HDP Eş Genel Başkanı Sebahat Tuncel de, "Geçmişle yüzleşme cesaretini göstermeyenler yeni bir başlangıcı asla yapamazlar. Bu katilamın üzerine kurulan bir cumhuriyetin demokratikleşmesi mümkün değildir" dedi. 

 "Halk, özgücüne güvenerek, zalime ve zulme direniş gösterebiliyorsa, işte bu ailelerimizin yol gösterişi sayesindedir" diyen BDP Eş Genel Başkanı Selahattin Demirtaş da şunları söyledi:

"90'lı yıllarda, 'Ben insanım, Aleviyim, Kürdüm' demeye cesaret gösteremediği günlerde, bu ailelerimiz faşizme direniş gösteriyorlardı. Bu anlamlı direniş sayesinde bugünkü kazanımlarımız var olmuştur. Kendi ölülerini, şehitlerini unutan bir toplum asla geleceğini kuramaz. Bizim açımızdan 'Ölmüştür, geçmiştir' kabul edeceğimiz bir ahlaksızlık değlidir. Her insan bir değerdir. Partimiz şehitlerimize böylesine bir bağlılıkla değer katmaya sahip çıkmaya çalıştı. Başbakan diyor ya "Ne anması. Her yıl anma mı olur?" Hayır başbakan bir gün sen ölürsen öyle diyeceğiz; "Ölmüştür, geçmiştir" diyeceğiz ama, bu halkın değerlerine bunu dedirtmeyeceğiz. Berkin Elvan da, Uğur Kaymaz da, Ceylan Önkol da olsa, 'Ölmüştür, geçmiştir' dedirtmeyeceğiz. Birbirimize sahip çıkacağız. Bu zalimlerin zulüm kalelerini işbirliğiyle yıkacağız. Nasıl korktuklarını biliyorsunuz. Özgücü, özgüveni olan başbakan bu şekilde halka saldırmaz. Ayağı titreyerek siyaset yapmaz. Kendisi de farkındadır, gidicidir. Bu halk, Recep Tayyip Erdoğan'a nasıl halk olduğunu gösterecek. AKP kendine çeki düzen verecek ya da Çiller gibi yok olup gidecek.
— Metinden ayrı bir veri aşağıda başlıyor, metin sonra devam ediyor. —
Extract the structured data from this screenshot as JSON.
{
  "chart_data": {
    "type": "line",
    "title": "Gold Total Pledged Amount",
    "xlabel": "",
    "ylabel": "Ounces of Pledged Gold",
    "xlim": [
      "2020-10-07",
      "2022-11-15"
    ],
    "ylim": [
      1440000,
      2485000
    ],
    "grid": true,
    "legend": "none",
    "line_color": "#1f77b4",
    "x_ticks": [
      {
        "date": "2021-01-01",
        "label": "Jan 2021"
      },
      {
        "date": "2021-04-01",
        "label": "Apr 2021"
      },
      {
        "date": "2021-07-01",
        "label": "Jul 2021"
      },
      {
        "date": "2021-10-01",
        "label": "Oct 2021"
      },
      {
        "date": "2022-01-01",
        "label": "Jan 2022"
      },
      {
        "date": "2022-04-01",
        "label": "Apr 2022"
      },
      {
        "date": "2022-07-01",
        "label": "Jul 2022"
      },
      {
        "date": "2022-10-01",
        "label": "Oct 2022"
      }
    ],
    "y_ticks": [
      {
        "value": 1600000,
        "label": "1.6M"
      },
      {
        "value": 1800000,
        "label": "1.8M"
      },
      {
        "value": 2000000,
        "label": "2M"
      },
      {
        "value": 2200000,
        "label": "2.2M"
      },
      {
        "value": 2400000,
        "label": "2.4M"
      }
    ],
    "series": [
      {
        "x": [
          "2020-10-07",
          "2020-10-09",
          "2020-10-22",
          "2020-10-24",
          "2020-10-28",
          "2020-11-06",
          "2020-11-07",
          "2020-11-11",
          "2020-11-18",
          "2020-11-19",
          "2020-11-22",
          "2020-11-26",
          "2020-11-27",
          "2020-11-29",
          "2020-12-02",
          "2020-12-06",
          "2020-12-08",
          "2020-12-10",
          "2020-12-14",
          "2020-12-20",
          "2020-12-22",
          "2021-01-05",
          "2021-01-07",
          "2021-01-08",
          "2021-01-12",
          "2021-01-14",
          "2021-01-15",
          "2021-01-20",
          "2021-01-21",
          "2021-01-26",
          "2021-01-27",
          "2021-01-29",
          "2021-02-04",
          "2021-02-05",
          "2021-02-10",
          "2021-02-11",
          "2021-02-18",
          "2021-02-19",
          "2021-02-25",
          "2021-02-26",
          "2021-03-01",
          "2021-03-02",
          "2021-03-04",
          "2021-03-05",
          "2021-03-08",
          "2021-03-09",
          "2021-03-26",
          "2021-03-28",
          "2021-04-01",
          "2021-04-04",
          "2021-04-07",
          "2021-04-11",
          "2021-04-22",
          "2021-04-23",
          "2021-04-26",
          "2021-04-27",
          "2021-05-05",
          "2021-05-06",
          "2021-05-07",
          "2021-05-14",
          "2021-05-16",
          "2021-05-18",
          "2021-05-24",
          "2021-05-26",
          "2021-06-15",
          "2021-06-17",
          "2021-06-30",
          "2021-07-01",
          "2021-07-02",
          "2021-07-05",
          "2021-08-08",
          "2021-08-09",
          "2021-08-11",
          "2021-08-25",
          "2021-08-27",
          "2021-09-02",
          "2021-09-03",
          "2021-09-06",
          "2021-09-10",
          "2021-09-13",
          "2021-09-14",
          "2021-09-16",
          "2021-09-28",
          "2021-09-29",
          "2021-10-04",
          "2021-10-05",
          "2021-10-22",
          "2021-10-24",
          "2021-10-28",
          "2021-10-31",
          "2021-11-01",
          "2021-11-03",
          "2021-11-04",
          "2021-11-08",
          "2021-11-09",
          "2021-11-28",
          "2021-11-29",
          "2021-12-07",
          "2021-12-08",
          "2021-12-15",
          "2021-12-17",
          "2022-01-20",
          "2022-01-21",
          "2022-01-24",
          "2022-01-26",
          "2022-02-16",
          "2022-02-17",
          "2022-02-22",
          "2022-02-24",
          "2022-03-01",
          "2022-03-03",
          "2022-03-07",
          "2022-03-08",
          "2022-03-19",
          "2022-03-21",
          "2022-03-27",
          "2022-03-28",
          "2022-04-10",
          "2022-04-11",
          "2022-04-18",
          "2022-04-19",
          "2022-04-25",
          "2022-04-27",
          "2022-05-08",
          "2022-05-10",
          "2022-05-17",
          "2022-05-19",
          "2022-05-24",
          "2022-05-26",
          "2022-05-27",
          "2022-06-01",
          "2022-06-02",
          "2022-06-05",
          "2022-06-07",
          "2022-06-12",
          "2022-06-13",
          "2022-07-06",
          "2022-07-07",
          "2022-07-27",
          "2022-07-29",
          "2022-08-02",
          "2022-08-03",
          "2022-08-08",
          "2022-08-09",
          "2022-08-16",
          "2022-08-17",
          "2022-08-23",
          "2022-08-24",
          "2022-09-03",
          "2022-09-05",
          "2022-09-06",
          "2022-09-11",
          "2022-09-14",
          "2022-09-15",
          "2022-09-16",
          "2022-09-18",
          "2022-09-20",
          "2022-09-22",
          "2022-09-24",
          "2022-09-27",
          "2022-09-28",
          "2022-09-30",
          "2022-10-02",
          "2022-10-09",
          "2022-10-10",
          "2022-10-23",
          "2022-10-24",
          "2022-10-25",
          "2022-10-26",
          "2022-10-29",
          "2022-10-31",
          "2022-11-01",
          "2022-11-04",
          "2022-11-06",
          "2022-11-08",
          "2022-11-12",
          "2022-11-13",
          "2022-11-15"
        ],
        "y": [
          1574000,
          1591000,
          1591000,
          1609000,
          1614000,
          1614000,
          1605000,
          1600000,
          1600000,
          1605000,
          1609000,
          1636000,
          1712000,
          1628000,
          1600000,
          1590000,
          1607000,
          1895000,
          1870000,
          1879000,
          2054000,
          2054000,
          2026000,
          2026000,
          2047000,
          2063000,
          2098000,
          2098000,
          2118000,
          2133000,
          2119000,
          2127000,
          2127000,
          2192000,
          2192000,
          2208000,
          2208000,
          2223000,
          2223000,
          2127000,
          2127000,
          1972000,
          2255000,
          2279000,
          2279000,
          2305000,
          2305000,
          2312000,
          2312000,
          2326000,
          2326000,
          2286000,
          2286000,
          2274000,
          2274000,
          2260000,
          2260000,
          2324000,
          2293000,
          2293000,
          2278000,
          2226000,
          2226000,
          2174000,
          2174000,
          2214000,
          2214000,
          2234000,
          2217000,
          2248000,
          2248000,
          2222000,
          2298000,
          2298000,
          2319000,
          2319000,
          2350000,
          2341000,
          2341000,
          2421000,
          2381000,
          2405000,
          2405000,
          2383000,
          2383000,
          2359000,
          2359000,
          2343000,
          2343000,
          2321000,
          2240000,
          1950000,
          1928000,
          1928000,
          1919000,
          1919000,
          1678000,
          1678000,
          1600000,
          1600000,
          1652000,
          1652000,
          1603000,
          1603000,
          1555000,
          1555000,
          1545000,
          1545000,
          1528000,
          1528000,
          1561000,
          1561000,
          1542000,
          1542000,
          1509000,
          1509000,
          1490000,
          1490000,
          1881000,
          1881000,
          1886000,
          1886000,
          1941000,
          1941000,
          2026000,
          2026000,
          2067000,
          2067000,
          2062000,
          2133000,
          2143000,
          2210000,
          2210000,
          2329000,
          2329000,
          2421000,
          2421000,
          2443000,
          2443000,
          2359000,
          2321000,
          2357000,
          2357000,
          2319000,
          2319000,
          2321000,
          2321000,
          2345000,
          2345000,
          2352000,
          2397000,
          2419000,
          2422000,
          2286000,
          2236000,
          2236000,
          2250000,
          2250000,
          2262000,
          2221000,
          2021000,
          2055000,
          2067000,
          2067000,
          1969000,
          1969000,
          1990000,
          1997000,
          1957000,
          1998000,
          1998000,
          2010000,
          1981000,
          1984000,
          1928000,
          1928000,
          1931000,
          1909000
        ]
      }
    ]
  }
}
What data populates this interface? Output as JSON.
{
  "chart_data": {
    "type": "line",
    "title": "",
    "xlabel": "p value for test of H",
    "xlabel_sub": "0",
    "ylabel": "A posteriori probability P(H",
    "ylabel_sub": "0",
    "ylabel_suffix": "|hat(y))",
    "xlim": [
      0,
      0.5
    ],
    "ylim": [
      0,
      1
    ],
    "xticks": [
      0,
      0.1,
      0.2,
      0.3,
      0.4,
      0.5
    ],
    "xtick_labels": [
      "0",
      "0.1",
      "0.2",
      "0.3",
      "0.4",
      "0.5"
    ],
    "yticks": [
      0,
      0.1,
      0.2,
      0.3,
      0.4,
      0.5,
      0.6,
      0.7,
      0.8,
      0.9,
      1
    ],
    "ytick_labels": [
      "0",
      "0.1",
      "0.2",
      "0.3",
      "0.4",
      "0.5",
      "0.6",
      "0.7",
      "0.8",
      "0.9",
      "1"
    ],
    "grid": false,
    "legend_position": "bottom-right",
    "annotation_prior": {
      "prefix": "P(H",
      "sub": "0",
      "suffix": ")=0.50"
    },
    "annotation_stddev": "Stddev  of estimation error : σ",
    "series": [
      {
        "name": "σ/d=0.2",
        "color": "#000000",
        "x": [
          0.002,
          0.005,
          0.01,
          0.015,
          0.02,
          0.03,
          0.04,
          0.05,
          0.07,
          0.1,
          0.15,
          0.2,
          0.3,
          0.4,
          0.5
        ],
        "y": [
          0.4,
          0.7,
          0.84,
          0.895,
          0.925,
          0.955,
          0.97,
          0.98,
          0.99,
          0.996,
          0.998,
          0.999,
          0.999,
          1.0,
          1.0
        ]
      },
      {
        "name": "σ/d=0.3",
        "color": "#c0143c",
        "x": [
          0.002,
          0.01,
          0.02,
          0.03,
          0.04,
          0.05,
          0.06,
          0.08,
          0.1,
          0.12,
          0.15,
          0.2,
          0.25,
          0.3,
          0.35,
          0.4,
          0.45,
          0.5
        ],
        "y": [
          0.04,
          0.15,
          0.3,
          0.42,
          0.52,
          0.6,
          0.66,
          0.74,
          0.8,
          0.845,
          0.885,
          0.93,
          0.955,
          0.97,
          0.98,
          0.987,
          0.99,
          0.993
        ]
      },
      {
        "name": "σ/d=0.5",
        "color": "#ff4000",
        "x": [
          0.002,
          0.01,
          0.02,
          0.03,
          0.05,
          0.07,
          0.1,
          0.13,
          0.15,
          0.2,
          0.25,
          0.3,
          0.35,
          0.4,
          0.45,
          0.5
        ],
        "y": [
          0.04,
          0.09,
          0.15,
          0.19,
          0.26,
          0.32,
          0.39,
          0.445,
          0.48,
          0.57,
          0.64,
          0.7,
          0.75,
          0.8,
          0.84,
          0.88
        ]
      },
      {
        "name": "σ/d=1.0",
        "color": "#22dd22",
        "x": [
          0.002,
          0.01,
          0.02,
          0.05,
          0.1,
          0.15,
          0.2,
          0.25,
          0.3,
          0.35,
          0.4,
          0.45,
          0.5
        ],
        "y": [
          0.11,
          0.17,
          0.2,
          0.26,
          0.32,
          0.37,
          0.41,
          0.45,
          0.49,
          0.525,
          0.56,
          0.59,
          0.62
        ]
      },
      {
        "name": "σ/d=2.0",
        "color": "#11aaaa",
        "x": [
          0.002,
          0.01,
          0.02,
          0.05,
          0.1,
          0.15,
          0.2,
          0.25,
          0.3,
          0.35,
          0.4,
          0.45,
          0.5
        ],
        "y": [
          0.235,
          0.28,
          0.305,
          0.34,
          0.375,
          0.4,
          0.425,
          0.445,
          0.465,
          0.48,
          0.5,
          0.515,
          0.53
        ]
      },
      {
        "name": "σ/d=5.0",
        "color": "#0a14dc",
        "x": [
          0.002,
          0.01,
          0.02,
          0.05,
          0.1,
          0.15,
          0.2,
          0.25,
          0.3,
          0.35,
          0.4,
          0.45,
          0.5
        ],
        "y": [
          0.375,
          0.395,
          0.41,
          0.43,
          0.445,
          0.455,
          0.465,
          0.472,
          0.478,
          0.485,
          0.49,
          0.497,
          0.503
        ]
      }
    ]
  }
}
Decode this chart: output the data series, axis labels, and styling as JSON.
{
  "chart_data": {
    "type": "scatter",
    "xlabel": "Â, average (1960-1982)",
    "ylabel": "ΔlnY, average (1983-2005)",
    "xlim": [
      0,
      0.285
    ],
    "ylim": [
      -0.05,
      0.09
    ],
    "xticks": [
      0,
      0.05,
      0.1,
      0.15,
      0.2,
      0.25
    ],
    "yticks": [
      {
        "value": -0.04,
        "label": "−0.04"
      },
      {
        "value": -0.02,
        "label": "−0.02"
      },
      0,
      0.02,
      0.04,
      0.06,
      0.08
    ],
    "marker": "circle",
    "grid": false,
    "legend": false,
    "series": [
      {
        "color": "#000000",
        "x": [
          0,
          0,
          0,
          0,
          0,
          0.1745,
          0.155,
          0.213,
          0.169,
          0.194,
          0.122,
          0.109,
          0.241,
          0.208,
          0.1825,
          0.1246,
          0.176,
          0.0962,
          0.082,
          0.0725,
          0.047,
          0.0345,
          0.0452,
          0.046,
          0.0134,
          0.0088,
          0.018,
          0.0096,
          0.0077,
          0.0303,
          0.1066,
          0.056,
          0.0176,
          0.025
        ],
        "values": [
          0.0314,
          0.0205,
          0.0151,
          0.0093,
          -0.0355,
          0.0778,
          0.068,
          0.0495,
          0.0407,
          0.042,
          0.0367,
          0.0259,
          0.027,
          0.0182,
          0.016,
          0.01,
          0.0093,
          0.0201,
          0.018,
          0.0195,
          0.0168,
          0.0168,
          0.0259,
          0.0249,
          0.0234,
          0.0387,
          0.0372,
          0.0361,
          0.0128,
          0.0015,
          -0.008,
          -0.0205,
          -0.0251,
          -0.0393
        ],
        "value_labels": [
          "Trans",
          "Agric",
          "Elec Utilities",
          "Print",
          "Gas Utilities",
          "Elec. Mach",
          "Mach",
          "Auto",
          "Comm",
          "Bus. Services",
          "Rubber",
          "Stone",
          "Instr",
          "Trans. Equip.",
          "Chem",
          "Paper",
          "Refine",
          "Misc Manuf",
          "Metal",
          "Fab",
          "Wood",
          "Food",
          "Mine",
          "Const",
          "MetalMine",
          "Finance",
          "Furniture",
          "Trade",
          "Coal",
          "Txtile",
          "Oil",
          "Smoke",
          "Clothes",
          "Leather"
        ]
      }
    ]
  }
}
Çiller bugün bile unutuldu, bu 3 şehit unutulmadı. Katleden tetikçiler belki hesabı yargı karşısında vermediler ama emri verenler tarih karşısında rezil kepaze oldular, onursuzlaştılar, ama bizim şehitlerimiz bizim mücadelemize onur kattılar.